Once, in the slums of Houston when I was tiny and very young, the neighborhood kids were playing with a fun toy found by the railroad tracks. It was basically a giant “pillow”; thick material filled with air that cushioned the freight in the rail cars. Some older boys hauled it over to our apartment complex with a genius idea. The first kid in line would sit on one end of the pillow and the second kid would then run and jump on the opposite end sending the sitting duck sailing through the air.
Great waves of laughter cut through the afternoon smog and wound their way into our kitchen where I was surely baking cookies or weaving macramé with my mother. My interest was piqued, the lure of the adventure was too great, so I abandoned my activities and wandered outside to see what I was missing.
Once I saw the boisterous escapades that were unfolding without me, I immediately wanted to join the group; to be part of the fun.

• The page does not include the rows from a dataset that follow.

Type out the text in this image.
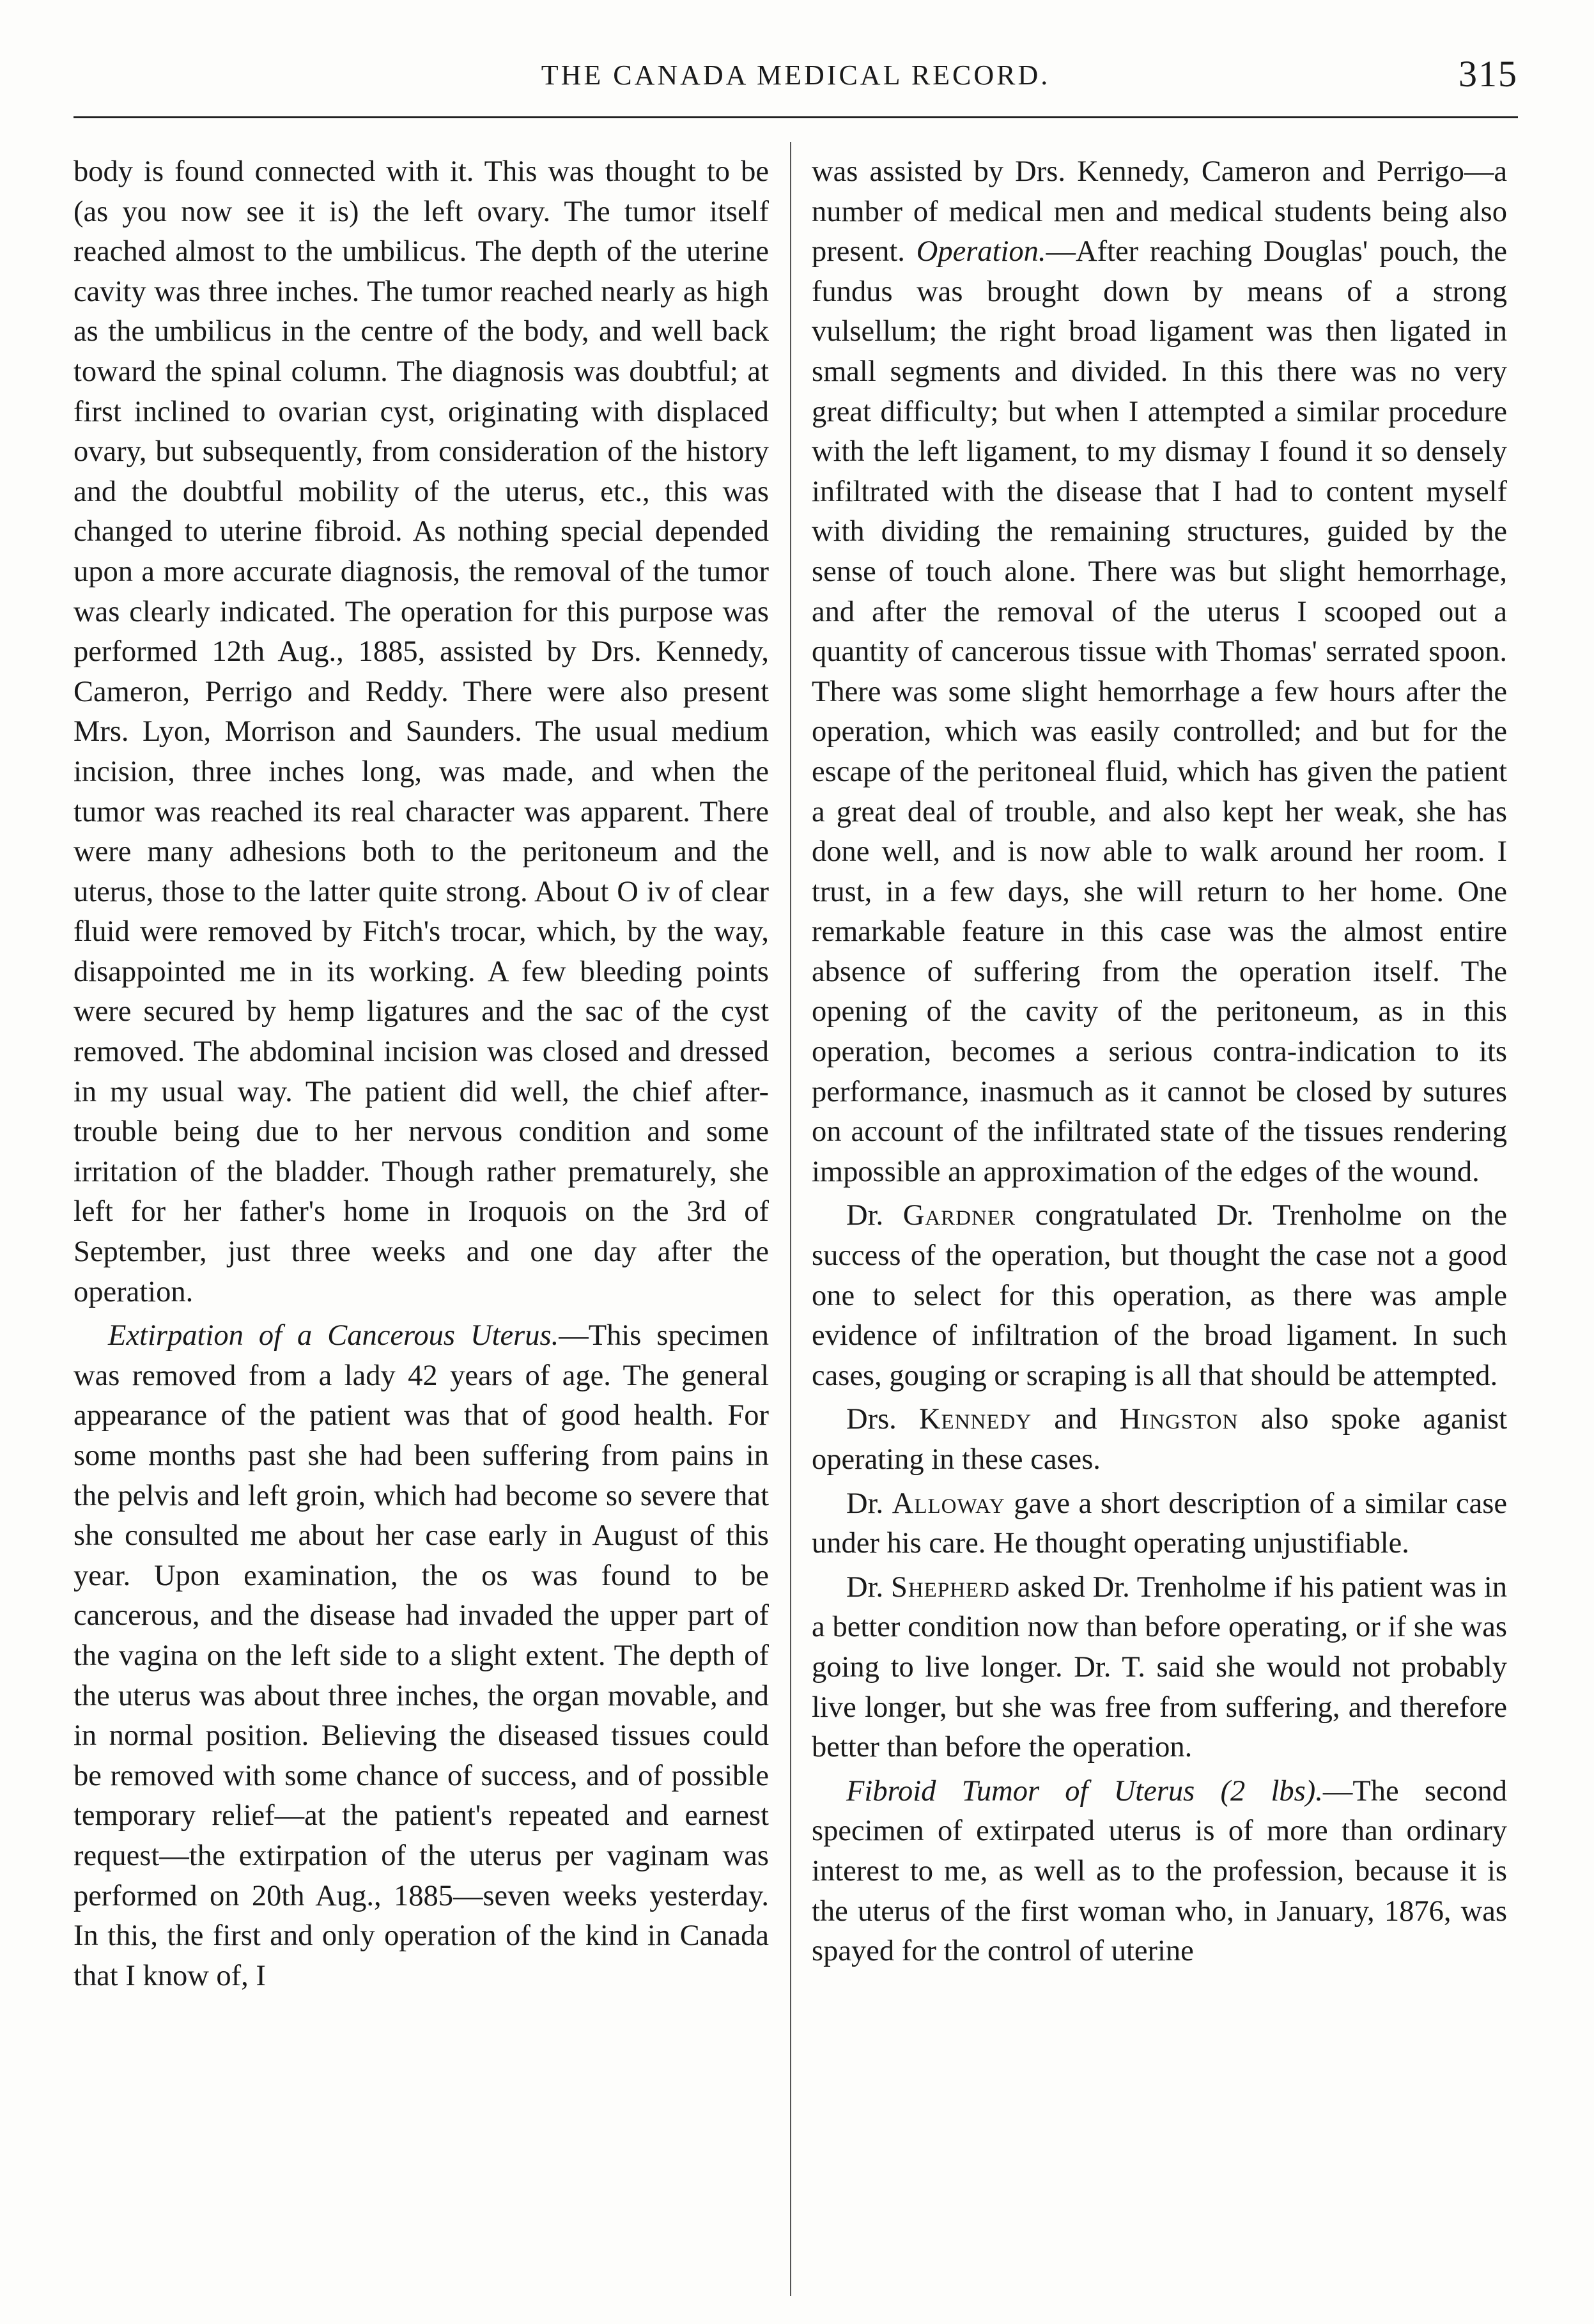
THE CANADA MEDICAL RECORD.	315

body is found connected with it. This was thought to be (as you now see it is) the left ovary. The tumor itself reached almost to the umbilicus. The depth of the uterine cavity was three inches. The tumor reached nearly as high as the umbilicus in the centre of the body, and well back toward the spinal column. The diagnosis was doubtful; at first inclined to ovarian cyst, originating with displaced ovary, but subsequently, from consideration of the history and the doubtful mobility of the uterus, etc., this was changed to uterine fibroid. As nothing special depended upon a more accurate diagnosis, the removal of the tumor was clearly indicated. The operation for this purpose was performed 12th Aug., 1885, assisted by Drs. Kennedy, Cameron, Perrigo and Reddy. There were also present Mrs. Lyon, Morrison and Saunders. The usual medium incision, three inches long, was made, and when the tumor was reached its real character was apparent. There were many adhesions both to the peritoneum and the uterus, those to the latter quite strong. About O iv of clear fluid were removed by Fitch's trocar, which, by the way, disappointed me in its working. A few bleeding points were secured by hemp ligatures and the sac of the cyst removed. The abdominal incision was closed and dressed in my usual way. The patient did well, the chief after-trouble being due to her nervous condition and some irritation of the bladder. Though rather prematurely, she left for her father's home in Iroquois on the 3rd of September, just three weeks and one day after the operation.

Extirpation of a Cancerous Uterus.—This specimen was removed from a lady 42 years of age. The general appearance of the patient was that of good health. For some months past she had been suffering from pains in the pelvis and left groin, which had become so severe that she consulted me about her case early in August of this year. Upon examination, the os was found to be cancerous, and the disease had invaded the upper part of the vagina on the left side to a slight extent. The depth of the uterus was about three inches, the organ movable, and in normal position. Believing the diseased tissues could be removed with some chance of success, and of possible temporary relief—at the patient's repeated and earnest request—the extirpation of the uterus per vaginam was performed on 20th Aug., 1885—seven weeks yesterday. In this, the first and only operation of the kind in Canada that I know of, I

was assisted by Drs. Kennedy, Cameron and Perrigo—a number of medical men and medical students being also present. Operation.—After reaching Douglas' pouch, the fundus was brought down by means of a strong vulsellum; the right broad ligament was then ligated in small segments and divided. In this there was no very great difficulty; but when I attempted a similar procedure with the left ligament, to my dismay I found it so densely infiltrated with the disease that I had to content myself with dividing the remaining structures, guided by the sense of touch alone. There was but slight hemorrhage, and after the removal of the uterus I scooped out a quantity of cancerous tissue with Thomas' serrated spoon. There was some slight hemorrhage a few hours after the operation, which was easily controlled; and but for the escape of the peritoneal fluid, which has given the patient a great deal of trouble, and also kept her weak, she has done well, and is now able to walk around her room. I trust, in a few days, she will return to her home. One remarkable feature in this case was the almost entire absence of suffering from the operation itself. The opening of the cavity of the peritoneum, as in this operation, becomes a serious contra-indication to its performance, inasmuch as it cannot be closed by sutures on account of the infiltrated state of the tissues rendering impossible an approximation of the edges of the wound.

Dr. Gardner congratulated Dr. Trenholme on the success of the operation, but thought the case not a good one to select for this operation, as there was ample evidence of infiltration of the broad ligament. In such cases, gouging or scraping is all that should be attempted.

Drs. Kennedy and Hingston also spoke aganist operating in these cases.

Dr. Alloway gave a short description of a similar case under his care. He thought operating unjustifiable.

Dr. Shepherd asked Dr. Trenholme if his patient was in a better condition now than before operating, or if she was going to live longer. Dr. T. said she would not probably live longer, but she was free from suffering, and therefore better than before the operation.

Fibroid Tumor of Uterus (2 lbs).—The second specimen of extirpated uterus is of more than ordinary interest to me, as well as to the profession, because it is the uterus of the first woman who, in January, 1876, was spayed for the control of uterine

“Please let me do it!” I begged to my much older brother. He got a look on his face that at the tender age of four I was unable to translate, but at the bitter hardened age of 31.5 I recognize as evil subterfuge. “Sure! Let her do it,” he agreed, as he shot a devious glance to the biggest corn-fed Texan boy that side of Mississippi. And, with that, I placed my tiny little bottom on the big stolen pillow and let my feet dangle in anticipation as that hulking corn-fed beast bounded towards me as fast as his feet would carry him.
The butterflies were big at first, as was my smile, but the rest was a blur of blue sky and rapidly approaching grass. Things went black for a split second before I saw stars and the sidewalk an inch from my face. I couldn’t breathe since the force of my land had squeezed all air out of my miniature frame.
Still, somehow I managed to find the breath to run away from the peals of howling and shrieking, mocking laughter that trailed further and further behind me. I didn’t want the adventure anymore. I wanted to be back with the cookies and macramé and Love. Just like today.